Arthur loves me the most when he is free to roam, and to sniff things.
My heart felt happy, and hopeful, and fairly certain that this last year has been one of the most important.
On the way out of the park, I heard strange bird-sounds. Nothing I could identify. I looked up and saw high in the tree above two small hawks. They were perched on opposite branches, peeping away at each other. I looked for a nest, but there wasn't one. Yet. They were clearly courting; I could tell by the way the she-hawk tilted her head and listened to the male. I fell still and watched, unnoticed, feeling very lucky to witness these two very powerful creatures during such a tender moment.
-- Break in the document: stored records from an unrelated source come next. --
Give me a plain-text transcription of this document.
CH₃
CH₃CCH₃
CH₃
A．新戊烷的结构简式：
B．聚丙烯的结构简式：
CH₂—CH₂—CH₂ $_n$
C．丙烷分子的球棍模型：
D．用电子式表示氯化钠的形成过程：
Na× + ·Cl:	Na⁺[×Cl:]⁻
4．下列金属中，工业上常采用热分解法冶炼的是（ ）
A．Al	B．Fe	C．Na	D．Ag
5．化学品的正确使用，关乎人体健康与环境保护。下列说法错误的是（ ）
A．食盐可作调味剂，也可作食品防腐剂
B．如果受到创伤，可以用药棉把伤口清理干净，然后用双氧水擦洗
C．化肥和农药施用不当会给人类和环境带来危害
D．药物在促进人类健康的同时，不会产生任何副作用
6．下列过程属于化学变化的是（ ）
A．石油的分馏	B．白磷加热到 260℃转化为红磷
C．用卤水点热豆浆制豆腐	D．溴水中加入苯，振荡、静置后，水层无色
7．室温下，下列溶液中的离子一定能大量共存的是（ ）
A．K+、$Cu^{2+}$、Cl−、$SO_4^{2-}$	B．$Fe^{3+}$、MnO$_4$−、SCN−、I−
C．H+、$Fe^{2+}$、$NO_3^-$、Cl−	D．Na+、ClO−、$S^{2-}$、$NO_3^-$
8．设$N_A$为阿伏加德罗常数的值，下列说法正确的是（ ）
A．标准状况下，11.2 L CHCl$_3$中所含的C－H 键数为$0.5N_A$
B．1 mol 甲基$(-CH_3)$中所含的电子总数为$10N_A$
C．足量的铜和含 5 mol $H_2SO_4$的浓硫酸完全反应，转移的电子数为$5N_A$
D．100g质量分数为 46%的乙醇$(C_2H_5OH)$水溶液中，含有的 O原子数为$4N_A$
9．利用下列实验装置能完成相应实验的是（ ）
I wonder what they say to each other?
I'll bet he isn't telling her he wants to fix her, or complete her. I'll bet he's not trying to rustle her feathers just to say he did. I'll bet he's not interested in getting in her head and breaking her down until she has no idea who she is anymore. (A she-hawk would claw the eyes out of anyone who tried such an audacious thing.)
I would bet, if I had to, that his courting sounds a bit like this:
"Hey there strong, free and fierce she-bird; capable of tearing the heads off of small woodland creatures and eating their still-beating hearts from their steaming cavities...I know that you can have your pick of any of the other hawks in this hood, but I think you're beautiful, and I think you possess an ancient wisdom that really moves me. I also think I'd hunt really well alongside you. I'd bring bits of shit to your nest that you would find really delightful and amusing, and I know I'd be fairly decent partner. Whaddya say we get it on for a while?"
Do you think, knowing that their talons could strike out eyes, and knowing that they can spot both predator and prey from miles away, that she-hawks get nervous when they like someone?